E’ del 2013 la personale PICCOLI VIAGGI DI CARTA presso il Centro Studi Cultura e Società di Torino.
biografia completa sul sito:
Maria Giulia Alemanno. Artista senza confini:
www.mariagiulia-alemanno.com
“ Le Inquiete”
testo critico di Massimo Olivetti
Quand le ciel bas et lourd pèse comme un couvercle
Sur l'esprit gémissant en proie aux longs ennuis,
Et que de l'horizon embrassant tout le cercle
II nous verse un jour noir plus triste que les nuits…

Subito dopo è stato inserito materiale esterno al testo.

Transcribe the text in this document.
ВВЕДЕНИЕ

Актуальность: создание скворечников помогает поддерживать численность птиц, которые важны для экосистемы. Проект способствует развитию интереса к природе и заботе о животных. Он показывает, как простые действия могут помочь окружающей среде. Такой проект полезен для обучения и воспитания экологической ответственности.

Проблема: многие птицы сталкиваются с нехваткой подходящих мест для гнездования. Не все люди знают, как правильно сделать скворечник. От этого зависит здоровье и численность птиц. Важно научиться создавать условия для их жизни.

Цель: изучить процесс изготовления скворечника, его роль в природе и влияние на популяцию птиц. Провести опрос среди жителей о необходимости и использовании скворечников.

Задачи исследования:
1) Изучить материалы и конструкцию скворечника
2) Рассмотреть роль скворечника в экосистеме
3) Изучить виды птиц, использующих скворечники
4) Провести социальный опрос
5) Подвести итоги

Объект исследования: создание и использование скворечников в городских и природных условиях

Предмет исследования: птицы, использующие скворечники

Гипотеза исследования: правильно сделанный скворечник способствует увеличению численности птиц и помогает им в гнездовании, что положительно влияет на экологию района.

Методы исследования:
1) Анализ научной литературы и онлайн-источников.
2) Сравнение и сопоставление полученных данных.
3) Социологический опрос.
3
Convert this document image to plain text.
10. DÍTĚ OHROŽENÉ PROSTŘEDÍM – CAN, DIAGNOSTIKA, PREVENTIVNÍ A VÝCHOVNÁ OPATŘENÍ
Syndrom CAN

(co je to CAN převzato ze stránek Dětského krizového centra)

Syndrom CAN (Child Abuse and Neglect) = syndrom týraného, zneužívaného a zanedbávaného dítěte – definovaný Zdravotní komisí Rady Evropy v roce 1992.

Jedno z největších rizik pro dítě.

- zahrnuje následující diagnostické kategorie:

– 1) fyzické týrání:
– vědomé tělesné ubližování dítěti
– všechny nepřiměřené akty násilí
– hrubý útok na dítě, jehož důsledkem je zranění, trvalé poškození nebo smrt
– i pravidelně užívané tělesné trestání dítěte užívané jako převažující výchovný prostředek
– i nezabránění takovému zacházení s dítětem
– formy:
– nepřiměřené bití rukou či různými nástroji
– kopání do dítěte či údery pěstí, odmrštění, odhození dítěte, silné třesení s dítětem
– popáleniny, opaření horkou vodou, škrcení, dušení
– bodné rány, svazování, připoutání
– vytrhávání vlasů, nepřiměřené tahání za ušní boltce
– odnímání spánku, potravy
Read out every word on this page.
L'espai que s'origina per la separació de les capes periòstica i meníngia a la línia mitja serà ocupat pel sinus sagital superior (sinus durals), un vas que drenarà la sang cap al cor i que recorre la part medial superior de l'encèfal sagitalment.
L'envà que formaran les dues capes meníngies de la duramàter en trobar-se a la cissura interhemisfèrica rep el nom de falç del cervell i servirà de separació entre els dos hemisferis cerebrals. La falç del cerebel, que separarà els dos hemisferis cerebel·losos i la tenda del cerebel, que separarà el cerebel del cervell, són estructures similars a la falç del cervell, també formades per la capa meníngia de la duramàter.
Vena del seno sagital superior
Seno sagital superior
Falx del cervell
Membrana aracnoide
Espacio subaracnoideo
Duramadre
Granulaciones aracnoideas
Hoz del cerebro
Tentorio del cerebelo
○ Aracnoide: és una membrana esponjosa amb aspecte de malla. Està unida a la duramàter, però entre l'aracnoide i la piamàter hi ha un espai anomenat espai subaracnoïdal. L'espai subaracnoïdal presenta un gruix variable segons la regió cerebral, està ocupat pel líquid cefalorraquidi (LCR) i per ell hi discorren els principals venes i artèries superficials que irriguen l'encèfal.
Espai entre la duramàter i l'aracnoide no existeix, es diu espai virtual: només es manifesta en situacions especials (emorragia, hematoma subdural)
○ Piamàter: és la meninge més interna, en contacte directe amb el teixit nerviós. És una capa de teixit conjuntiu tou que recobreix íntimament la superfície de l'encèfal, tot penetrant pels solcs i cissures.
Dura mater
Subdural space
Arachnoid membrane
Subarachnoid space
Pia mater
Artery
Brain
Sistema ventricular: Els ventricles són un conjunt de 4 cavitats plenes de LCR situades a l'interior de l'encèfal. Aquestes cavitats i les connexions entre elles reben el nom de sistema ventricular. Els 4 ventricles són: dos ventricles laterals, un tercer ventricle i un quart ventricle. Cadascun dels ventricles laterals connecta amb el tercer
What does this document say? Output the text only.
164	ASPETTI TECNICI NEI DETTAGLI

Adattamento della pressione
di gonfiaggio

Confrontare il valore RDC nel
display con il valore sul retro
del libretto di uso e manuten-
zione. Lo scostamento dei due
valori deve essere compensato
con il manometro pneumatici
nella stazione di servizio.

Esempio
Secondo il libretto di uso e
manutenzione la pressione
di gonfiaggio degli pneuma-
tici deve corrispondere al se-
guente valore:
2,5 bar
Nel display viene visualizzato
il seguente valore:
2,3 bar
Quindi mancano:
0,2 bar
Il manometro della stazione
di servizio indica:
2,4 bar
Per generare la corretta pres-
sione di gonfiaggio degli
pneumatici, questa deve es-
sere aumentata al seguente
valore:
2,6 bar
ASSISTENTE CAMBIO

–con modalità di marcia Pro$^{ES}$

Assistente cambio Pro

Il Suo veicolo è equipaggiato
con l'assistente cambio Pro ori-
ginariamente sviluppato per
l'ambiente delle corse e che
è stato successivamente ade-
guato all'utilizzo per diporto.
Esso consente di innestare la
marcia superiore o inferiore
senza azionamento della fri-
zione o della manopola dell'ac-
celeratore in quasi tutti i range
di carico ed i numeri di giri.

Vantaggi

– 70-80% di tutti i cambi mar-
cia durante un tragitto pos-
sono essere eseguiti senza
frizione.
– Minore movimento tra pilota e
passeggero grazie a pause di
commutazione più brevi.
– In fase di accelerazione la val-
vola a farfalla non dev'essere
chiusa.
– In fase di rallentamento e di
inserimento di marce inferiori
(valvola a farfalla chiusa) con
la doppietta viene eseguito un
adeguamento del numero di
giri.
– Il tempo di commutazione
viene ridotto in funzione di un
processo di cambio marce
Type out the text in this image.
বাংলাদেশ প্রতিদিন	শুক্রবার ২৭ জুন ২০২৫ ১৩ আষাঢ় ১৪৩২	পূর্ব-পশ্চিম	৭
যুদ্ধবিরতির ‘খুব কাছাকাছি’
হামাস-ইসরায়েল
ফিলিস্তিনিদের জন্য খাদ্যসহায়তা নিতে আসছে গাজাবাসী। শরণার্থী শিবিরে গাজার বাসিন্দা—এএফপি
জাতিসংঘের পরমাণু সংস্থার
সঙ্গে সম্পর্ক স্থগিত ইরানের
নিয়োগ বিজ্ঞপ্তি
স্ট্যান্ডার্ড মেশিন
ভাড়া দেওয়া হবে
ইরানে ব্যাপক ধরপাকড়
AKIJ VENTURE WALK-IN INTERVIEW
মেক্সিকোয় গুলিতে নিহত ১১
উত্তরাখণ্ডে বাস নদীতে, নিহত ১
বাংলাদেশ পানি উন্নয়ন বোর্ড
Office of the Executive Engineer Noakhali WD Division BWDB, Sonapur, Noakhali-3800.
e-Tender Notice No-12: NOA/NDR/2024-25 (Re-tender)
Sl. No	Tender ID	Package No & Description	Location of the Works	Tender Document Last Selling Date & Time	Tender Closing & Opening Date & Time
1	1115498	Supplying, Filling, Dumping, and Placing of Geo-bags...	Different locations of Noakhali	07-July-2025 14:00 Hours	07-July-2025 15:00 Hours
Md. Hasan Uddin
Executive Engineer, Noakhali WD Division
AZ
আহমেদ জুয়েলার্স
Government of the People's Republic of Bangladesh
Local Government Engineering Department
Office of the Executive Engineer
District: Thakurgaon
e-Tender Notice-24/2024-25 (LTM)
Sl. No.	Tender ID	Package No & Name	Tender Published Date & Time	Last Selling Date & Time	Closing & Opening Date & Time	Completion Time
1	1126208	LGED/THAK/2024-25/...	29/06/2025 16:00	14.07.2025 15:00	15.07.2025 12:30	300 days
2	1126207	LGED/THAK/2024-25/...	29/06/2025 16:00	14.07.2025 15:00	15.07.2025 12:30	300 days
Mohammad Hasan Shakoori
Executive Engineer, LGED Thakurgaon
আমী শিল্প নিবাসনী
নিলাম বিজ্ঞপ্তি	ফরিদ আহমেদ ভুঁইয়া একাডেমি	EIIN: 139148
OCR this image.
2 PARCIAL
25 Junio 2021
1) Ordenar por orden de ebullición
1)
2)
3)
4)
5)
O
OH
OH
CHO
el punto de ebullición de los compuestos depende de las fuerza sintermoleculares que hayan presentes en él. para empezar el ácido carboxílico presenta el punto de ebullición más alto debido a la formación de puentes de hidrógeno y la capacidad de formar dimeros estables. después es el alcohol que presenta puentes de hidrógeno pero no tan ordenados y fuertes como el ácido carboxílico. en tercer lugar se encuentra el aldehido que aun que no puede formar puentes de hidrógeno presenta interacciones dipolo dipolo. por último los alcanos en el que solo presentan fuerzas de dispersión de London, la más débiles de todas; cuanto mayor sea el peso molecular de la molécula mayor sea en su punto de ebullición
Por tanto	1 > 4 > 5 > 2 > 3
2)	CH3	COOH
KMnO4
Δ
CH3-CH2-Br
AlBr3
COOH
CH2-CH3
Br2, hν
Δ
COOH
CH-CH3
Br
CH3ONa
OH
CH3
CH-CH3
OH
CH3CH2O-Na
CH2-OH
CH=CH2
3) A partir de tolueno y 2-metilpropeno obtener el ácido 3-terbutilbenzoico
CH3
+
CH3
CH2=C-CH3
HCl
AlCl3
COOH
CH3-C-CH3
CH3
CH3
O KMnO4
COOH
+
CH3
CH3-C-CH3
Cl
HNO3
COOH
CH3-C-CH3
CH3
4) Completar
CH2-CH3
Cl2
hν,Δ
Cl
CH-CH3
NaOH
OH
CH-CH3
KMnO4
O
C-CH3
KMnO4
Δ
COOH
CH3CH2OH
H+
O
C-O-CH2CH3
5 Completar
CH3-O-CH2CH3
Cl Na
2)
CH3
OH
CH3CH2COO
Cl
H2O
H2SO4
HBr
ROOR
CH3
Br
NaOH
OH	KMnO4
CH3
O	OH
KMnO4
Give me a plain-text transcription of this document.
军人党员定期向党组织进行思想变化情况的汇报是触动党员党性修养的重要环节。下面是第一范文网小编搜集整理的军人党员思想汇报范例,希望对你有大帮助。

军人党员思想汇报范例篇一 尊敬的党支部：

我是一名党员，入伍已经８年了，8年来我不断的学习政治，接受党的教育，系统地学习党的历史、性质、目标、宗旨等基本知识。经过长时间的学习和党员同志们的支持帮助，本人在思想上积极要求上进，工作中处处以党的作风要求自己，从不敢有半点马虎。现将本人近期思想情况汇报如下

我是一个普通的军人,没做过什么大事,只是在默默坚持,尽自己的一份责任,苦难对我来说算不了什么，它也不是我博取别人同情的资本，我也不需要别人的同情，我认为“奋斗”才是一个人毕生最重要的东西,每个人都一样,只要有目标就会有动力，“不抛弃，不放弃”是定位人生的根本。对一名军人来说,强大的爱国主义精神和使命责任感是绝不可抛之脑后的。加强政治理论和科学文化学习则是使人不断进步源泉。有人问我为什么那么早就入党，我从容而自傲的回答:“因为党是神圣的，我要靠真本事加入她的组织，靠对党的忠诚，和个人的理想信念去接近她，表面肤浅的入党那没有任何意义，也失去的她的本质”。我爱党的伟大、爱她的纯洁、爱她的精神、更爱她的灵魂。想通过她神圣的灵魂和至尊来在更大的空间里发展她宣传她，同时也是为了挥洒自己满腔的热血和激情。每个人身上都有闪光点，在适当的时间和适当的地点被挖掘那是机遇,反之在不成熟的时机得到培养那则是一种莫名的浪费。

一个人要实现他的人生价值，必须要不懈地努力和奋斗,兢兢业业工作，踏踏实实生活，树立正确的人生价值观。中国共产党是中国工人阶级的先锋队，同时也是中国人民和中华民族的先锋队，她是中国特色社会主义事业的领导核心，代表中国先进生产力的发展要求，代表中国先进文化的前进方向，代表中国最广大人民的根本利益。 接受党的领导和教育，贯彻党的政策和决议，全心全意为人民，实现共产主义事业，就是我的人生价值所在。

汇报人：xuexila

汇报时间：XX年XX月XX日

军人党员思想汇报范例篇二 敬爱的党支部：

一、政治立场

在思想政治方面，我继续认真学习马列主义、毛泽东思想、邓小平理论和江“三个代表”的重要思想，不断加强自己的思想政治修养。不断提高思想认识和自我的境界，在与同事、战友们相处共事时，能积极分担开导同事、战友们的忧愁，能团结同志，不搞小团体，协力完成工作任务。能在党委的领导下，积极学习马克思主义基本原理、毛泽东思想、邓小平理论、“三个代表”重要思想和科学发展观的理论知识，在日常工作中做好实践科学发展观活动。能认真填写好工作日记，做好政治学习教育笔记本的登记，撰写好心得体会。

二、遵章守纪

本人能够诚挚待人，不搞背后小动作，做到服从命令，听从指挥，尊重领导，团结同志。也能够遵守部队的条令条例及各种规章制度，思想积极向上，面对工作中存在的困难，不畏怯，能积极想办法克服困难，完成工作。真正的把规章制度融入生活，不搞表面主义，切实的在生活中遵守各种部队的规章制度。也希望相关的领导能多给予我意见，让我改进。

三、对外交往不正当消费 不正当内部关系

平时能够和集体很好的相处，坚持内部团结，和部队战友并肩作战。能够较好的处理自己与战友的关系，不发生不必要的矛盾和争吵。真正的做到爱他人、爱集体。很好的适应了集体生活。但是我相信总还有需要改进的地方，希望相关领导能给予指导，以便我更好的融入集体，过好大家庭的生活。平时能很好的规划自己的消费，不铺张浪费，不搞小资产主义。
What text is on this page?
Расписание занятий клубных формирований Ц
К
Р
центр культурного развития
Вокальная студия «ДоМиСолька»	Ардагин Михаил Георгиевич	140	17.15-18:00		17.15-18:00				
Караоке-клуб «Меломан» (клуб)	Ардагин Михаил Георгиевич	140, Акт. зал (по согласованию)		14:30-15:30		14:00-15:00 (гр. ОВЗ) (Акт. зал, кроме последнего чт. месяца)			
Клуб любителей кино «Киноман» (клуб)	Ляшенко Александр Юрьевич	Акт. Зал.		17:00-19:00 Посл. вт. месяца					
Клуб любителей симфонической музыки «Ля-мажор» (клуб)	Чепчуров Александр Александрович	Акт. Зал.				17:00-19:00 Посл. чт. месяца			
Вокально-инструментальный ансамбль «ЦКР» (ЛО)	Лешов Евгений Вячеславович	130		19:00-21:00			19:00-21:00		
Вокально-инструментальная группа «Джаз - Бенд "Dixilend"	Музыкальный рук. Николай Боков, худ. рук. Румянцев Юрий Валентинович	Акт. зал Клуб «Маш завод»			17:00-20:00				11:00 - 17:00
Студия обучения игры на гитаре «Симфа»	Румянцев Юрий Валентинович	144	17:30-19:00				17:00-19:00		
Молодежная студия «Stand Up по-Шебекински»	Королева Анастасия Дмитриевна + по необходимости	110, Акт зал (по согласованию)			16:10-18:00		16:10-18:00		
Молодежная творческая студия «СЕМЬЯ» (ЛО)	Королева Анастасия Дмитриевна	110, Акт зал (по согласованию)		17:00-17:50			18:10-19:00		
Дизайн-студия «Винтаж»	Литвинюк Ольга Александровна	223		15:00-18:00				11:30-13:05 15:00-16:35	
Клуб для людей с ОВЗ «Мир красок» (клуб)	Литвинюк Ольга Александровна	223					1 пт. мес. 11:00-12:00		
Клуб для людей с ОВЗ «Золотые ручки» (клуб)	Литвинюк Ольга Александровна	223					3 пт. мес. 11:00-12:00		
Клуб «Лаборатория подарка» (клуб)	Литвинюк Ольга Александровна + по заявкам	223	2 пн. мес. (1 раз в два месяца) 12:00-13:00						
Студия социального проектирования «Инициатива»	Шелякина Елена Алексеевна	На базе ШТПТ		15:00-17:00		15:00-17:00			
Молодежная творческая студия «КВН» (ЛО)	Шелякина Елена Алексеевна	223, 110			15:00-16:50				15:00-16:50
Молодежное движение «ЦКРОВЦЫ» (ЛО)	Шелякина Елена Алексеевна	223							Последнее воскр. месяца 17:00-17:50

Quando come un coperchio il cielo pesa greve
Sull'anima che geme in preda a lunghi affanni,
E stringendo in un unico cerchio l’orizzonte
Fa del dì una tristezza più nera della notte …
Charles Baudelaire. Spleen, “ I fiori del male”
Proprio quando il cielo pesa greve e l’anima è schiacciata sono protagoniste di vita e di morte “Le Inquiete”. I mali dell’anima di donne e uomini non sono gli stessi, o almeno non sono simili le forme ed i caratteri. Più profondi, più oscuri, più incogniti forse quelli delle donne e più radicali, più estreme le fughe e le ribellioni. Come serpenti che mutano pelle si ritrovano a strisciare tra inquietudini senza nome, forse senza cause da scoprire, senza luoghi in cui stare. Escono d’improvviso da vite segnate, da binari lineari, da stanze frequentate e buttano esistenze ed anime in percorsi inconsueti, improbabili, estremi.
Non si possono decifrare questi turbamenti come i terremoti che si registrano solo a sisma avvenuto. Spesso non hanno nemmeno segni premonitori, una fenomenologia che sia materia d’indagine. Si può solo avvertirne la patologia cercando nei volti e negli occhi delle “Inquiete” il luccichio dell’occhio, il tremolio di una palpebra, l’aggrinciarsi del labbro.
Maria Giulia Alemanno ne tratta la materia perché la vive e la condivide. Ne fa parte, è dentro l’esercito delle inquiete, anche la sua anima geme e questo le permette e le fornisce la conoscenza e il diritto di rappresentarla. Ma senza parole, perché non ci sono suoni che possano riempire il vuoto dell’inquietudine. Solamente con matite, pennelli, colori, può cogliere il tremolio della palpebra, il luccichio dell’occhio, l’aggrinciarsi del labbro.
Sono sue sorelle quelle che ha raccolto dai luoghi della memoria, una sfilata di volti come foto segnaletiche di delitti compiuti contro se stessi. E iperboli simboliche sono le divinità afro-cubane che le assistono e le guardano. Yemayá la dea dei gorghi profondi, della calma apparente che si tramuta in tempesta, Ochún travolta e travolgente dalla sensualità che crea e distrugge, Oyá Yansá dalle spade vorticose, Obbá ieratica nell’automutilazione, Yewá dolente nella compagnia dei morti. Una schiera di divinità per accogliere ed onorare il supremo sacrificio dell’inquietudine di Francesca Woodman o le ansie di vite disperate e disperse delle “Divine”. Maria Giulia le ha riportate su carta e tela e le espone non per chiederci di compatire o comprendere, ma come monumento ai caduti di una guerra sotterranea che non ha vincitori ma solo vittime.